Amazon Alexa VP Prem Natarajan recently told VentureBeat that will make it possible to buy tickets, make dinner reservations and arrange Uber travel in a single interaction with Alexa instead of having to muddle through multiple ones.
He said smoothing out the voice-commerce experience so customers can make arrangements organically instead of through a series of distinct conversations with their assistants makes the process both more desirable and friction free.
Beefed Up Display Screens
Google Director of Product Barak Turovsky told VentureBeat that for voice technology to really make it to the next level will require a “multimodal” experience that combines input from text, photos or video via screen.
He said voice alone has limits in surfacing the data that the user wants. Without a screen, there’s no infinite scroll or first page of Google search results, so responses are limited to perhaps three potential results at most, Turovsky said. That often means a voice assistant can miss what the user is looking for.
Published reports say such concerns have pushed both Amazon and Google to increase their smart-display design efforts, emphasizing artificial intelligence (AI) assistants that can both share visual content and respond with voice.
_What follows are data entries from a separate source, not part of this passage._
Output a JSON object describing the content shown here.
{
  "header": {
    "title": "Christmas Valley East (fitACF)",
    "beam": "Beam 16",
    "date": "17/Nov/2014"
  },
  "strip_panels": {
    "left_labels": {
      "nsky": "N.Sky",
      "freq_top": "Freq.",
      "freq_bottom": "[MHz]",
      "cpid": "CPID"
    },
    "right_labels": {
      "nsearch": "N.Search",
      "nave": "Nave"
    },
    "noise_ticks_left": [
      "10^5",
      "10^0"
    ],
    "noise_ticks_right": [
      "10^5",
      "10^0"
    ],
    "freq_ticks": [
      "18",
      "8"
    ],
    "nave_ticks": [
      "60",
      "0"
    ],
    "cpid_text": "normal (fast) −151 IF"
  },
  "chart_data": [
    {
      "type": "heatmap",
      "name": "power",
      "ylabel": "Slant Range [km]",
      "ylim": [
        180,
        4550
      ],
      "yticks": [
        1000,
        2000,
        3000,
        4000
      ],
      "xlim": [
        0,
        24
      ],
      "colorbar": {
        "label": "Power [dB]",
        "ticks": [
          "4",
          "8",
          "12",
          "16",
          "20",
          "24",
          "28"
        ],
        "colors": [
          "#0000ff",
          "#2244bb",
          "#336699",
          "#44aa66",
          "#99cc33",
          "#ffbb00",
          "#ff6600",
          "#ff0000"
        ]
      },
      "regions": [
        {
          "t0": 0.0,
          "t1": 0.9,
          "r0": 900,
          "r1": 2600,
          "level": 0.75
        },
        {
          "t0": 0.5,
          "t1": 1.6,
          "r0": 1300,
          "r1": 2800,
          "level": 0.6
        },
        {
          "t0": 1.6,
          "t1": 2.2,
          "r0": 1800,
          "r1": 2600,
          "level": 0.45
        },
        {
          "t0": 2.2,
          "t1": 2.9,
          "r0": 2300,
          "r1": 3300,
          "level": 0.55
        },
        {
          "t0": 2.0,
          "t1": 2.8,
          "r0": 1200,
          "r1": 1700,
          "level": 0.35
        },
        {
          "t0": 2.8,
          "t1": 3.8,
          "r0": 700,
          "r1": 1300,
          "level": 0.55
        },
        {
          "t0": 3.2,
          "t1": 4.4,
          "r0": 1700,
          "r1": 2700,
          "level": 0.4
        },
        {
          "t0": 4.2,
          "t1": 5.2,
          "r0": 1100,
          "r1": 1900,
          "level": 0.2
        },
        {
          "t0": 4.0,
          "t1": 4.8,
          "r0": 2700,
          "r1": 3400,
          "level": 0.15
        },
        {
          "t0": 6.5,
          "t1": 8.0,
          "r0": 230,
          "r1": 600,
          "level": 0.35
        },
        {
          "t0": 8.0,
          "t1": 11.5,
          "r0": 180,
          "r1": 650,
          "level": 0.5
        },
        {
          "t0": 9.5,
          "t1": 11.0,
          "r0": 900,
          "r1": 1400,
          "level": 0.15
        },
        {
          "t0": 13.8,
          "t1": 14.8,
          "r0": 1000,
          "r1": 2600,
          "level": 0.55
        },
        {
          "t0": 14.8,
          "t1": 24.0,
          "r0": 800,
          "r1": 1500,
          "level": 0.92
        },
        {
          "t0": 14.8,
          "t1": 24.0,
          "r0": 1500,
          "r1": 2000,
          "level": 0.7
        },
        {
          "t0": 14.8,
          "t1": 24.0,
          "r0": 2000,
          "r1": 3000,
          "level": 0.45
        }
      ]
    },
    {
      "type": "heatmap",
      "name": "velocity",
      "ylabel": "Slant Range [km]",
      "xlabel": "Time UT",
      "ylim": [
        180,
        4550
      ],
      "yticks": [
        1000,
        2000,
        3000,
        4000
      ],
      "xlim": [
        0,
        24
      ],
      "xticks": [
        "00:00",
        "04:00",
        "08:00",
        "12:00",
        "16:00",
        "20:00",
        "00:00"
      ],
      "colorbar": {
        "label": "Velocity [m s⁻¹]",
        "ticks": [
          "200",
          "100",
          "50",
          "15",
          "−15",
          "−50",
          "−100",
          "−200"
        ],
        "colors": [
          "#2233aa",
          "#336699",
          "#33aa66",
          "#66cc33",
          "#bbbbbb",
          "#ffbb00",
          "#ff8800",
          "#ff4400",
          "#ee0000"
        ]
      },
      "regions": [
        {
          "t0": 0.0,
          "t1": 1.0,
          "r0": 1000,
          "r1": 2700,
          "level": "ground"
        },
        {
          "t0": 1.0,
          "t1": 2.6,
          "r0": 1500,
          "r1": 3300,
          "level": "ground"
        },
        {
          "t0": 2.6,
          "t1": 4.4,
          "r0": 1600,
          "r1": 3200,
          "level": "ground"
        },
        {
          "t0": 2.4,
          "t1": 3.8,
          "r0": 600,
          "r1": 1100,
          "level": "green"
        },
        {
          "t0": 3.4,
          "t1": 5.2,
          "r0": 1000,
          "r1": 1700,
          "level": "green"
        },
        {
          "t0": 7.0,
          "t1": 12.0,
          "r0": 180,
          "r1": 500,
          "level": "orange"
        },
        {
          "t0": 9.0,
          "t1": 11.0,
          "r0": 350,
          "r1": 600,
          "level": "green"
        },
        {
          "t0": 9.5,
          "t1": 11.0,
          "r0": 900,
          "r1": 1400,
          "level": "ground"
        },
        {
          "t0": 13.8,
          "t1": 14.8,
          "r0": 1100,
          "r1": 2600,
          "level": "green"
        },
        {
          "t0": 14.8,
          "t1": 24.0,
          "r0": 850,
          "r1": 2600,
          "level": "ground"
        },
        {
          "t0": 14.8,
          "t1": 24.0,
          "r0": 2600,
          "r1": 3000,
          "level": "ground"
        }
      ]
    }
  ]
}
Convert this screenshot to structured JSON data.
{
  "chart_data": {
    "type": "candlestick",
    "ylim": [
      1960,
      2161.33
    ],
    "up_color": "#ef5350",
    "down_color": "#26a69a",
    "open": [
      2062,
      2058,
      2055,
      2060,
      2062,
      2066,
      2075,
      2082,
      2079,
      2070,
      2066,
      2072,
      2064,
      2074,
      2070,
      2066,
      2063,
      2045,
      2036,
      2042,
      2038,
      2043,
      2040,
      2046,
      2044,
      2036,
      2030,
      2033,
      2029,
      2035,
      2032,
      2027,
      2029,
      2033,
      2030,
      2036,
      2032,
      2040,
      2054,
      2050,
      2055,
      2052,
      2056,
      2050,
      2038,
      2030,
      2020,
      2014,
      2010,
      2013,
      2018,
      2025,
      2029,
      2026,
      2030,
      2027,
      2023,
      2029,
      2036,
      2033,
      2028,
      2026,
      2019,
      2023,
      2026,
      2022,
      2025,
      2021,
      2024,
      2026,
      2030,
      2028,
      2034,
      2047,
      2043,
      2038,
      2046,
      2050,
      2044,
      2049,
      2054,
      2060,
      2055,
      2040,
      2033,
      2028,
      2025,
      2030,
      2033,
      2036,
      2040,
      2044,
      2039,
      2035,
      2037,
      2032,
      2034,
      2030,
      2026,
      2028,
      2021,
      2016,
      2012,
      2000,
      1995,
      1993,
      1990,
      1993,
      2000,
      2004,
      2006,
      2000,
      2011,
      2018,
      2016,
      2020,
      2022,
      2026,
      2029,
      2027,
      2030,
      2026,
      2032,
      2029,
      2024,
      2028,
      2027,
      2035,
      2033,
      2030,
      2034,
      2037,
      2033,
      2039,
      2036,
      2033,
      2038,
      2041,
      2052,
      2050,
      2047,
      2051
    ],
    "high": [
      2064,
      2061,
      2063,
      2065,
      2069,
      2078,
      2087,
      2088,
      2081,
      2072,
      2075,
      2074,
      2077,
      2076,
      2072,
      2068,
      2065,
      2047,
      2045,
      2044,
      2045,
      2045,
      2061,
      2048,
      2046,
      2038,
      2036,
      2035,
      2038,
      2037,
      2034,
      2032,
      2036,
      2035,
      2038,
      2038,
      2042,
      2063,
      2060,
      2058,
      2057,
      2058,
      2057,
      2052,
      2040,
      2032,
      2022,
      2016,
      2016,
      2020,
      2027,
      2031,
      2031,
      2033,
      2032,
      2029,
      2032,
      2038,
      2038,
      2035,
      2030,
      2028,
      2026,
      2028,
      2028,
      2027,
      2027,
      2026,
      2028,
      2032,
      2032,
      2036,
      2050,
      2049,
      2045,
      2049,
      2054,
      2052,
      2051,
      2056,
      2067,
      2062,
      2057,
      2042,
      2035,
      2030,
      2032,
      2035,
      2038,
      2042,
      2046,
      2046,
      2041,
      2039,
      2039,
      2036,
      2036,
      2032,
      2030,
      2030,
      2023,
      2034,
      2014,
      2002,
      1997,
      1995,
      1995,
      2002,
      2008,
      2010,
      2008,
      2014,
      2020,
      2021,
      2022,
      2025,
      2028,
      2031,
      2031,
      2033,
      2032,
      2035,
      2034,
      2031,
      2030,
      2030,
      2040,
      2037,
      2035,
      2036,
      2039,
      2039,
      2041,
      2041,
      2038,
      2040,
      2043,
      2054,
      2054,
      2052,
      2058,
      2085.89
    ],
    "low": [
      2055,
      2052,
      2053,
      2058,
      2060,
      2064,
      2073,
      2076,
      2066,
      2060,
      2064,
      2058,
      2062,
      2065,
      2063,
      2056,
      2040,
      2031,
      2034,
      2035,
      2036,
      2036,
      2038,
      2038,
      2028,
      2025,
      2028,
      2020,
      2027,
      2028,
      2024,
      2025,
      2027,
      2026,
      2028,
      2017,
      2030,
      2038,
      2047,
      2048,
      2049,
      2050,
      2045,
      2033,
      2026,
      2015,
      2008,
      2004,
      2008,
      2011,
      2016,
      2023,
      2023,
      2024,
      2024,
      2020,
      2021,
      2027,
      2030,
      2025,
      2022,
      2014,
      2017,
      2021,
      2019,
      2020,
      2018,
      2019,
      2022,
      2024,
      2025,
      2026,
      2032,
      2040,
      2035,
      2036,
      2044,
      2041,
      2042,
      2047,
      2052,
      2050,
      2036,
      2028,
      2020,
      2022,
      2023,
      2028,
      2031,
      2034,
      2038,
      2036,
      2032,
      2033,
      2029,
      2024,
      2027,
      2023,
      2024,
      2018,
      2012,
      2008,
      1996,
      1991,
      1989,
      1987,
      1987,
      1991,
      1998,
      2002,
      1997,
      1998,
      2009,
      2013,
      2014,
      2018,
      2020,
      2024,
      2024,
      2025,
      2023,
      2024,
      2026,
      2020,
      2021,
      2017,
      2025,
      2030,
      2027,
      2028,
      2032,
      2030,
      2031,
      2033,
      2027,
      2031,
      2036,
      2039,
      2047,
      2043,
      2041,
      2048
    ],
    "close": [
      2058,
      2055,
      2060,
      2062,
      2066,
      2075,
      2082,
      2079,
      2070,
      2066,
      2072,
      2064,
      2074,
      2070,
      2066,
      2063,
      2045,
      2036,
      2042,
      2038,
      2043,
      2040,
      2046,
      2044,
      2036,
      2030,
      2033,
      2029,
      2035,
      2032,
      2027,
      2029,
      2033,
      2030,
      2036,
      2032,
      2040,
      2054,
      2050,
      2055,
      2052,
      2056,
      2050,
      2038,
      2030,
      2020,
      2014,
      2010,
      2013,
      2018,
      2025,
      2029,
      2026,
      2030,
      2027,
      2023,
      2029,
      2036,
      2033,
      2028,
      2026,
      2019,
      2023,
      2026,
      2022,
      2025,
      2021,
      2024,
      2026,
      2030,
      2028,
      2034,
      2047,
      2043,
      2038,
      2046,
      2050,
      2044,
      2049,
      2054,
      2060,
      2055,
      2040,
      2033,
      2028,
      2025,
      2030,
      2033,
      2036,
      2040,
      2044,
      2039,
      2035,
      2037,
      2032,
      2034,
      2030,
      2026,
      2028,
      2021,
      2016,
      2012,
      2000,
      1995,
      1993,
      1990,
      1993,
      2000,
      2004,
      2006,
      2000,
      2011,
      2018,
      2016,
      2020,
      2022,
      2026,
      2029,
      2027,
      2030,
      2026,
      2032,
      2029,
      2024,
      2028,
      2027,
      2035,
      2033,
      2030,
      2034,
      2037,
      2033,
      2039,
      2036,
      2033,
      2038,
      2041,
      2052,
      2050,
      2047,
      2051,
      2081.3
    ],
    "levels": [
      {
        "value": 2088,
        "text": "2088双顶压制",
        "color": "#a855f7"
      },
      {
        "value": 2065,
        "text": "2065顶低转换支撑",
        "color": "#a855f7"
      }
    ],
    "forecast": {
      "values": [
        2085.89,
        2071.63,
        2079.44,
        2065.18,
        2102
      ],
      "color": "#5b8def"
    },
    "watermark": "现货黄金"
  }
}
A Consolidating Field Of Competitors
While Amazon and Google are expanding their offerings, the field of competitors could be growing smaller.
For example, Bixby — Samsung’s entrant into the great virtual voice assistant race — might be disappearing as part of a possible deal between the smartphone maker and Google.
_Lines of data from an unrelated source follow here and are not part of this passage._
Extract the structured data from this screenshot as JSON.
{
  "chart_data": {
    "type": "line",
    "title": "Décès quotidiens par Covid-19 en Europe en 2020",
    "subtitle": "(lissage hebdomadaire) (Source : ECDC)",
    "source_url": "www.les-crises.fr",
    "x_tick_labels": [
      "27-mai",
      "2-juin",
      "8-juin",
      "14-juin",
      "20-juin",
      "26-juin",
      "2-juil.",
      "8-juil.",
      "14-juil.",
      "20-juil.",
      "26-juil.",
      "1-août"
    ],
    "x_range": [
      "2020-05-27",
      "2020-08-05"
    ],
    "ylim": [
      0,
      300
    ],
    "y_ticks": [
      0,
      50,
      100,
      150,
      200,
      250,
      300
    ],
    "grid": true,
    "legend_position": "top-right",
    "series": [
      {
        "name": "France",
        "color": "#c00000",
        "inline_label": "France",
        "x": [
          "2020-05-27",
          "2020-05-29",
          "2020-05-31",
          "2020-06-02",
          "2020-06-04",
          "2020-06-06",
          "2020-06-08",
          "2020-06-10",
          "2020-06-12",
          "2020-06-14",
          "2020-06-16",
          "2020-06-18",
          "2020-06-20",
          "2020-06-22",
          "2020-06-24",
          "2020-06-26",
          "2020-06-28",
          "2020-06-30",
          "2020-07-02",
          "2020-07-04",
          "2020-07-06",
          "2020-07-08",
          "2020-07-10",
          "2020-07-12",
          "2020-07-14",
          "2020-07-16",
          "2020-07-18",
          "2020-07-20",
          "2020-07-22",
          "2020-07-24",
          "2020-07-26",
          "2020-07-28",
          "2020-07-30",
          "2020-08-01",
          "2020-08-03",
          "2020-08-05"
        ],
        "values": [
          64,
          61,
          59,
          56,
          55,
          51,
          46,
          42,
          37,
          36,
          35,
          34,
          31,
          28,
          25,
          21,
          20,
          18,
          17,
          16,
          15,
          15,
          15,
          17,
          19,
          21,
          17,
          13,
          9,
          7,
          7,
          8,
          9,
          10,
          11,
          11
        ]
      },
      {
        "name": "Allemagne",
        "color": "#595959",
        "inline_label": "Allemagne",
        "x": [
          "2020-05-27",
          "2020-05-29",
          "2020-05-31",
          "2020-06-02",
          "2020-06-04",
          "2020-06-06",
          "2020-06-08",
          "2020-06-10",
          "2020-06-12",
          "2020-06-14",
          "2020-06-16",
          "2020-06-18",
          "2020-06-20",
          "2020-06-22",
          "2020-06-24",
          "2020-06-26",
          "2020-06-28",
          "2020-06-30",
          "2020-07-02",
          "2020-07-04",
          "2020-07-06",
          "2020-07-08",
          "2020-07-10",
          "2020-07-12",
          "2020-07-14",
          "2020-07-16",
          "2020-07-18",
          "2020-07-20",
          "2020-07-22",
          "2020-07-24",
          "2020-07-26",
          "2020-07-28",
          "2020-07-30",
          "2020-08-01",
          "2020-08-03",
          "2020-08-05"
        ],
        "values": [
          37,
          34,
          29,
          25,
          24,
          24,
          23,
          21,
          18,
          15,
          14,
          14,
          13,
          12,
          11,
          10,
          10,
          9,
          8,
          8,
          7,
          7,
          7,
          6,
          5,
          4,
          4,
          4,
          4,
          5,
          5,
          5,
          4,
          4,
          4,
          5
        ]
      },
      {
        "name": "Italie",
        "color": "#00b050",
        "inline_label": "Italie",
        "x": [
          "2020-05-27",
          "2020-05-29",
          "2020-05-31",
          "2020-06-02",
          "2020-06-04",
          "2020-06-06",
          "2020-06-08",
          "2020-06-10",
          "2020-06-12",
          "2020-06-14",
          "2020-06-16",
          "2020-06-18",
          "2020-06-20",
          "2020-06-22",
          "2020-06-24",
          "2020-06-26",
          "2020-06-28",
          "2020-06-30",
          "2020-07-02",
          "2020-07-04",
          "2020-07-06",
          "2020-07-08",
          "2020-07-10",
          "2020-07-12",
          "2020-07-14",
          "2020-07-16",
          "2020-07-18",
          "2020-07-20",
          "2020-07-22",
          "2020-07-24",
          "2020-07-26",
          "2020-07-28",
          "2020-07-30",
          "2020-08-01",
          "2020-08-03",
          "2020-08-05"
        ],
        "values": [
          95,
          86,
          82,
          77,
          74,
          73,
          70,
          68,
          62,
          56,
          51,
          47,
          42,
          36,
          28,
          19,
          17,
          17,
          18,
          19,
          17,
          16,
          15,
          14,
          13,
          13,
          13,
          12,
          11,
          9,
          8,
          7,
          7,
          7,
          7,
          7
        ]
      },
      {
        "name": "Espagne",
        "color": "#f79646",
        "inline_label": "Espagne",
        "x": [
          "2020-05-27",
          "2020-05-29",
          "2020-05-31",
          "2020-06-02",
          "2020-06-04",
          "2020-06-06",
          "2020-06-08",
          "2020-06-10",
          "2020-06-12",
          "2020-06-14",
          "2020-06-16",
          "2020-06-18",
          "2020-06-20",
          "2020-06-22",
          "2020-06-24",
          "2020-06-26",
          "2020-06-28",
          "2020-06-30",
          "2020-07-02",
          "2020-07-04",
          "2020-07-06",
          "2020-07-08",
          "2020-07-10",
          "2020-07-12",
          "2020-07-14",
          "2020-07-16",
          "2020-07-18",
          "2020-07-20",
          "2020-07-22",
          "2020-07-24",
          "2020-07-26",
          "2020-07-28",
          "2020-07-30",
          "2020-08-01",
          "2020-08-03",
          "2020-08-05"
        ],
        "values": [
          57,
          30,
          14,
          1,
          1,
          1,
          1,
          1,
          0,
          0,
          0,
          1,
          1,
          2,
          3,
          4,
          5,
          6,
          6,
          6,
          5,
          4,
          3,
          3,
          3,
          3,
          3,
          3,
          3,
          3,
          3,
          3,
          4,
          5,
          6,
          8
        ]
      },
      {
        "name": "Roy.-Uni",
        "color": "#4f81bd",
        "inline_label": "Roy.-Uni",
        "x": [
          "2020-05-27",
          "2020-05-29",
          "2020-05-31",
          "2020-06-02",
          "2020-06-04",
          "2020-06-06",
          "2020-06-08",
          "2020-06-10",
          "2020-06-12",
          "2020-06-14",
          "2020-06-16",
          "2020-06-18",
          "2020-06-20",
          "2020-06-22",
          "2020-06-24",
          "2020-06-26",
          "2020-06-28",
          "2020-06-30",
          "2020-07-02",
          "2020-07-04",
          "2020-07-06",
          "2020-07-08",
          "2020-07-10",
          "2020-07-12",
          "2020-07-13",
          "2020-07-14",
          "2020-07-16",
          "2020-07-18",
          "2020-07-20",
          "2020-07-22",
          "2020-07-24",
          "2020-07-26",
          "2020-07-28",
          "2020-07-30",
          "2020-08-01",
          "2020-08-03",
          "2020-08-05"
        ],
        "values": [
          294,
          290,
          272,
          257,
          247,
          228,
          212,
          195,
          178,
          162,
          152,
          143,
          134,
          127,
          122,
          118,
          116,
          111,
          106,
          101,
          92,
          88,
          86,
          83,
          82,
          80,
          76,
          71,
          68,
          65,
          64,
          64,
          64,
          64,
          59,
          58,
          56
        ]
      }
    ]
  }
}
The deal would see Bixby signing off, with Samsung promoting Google’s search site, Google Assistant and Google Play Store apps instead, according to Reuters. If that happens, Google will in one fell swoop get the maker of the world’s bestselling mobile devices into the Android ecosystem.
Samsung has maintained its independence and consistently made efforts to promote its own apps, but Bixby has always at best been a glitchy product that captured limited user interest. And now the pandemic has cooled sales, prompting Samsung to consider giving up on costly development projects like Bixby in search of more profitable prospects.
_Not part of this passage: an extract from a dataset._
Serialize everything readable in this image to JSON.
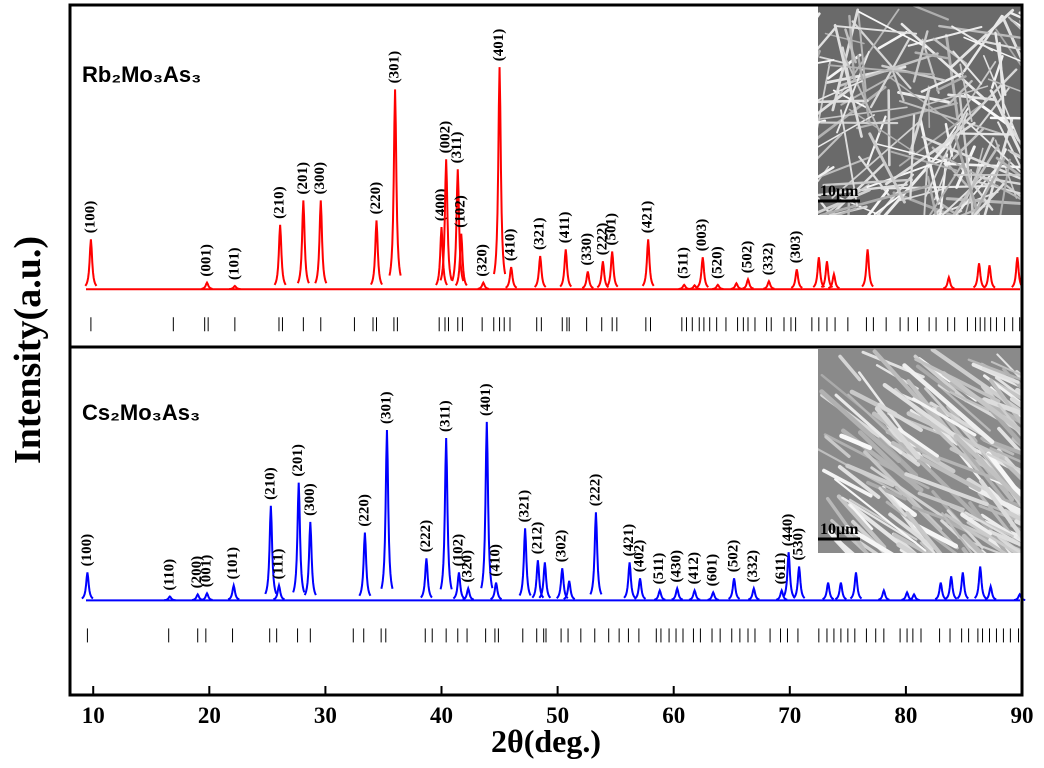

In a statement, Samsung said that while it is committed to its own services, it “closely works with Google and other partners to offer the best mobile experiences.”
A Big Alexa Upgrade
Coming soon to a smartphone near you — a revamped Amazon Alexa that will include a customized home screen based on what each individual user does the most with the app.
The upgrade, scheduled for the end of August, aims to increase simplicity, as a frequent complaint about the current Alexa app is its random and superfluous prompts from the home screen, CNBC reported. Users also dislike friction-filled sifting through various menus to access some settings.
However, the planned update promises to put users’ most-used features at the easiest place to access. That means someone who primarily uses Spotify will have a different home screen from someone who uses an Audible book system or a shopping list.
Additionally, the button to open Alexa will now be located at the top of the screen as opposed to the bottom. The upgrade will also reportedly relocate reminders, routines, skills, settings and other features to easier-to-find places on the screen.
The Bottom Line
Will the upgrades boost Alexa’s popularity and make it a stronger competitor to phones that already come with Apple Siri or the Google Assistant preinstalled? Only time will tell — and consumer preference will decide.
However, the race for voice-technology domination is clearly on, as consumers have opened their minds to the idea of shopping with a voice assistant. Providers are responding by rushing to bring them the rest of the way along on that journey.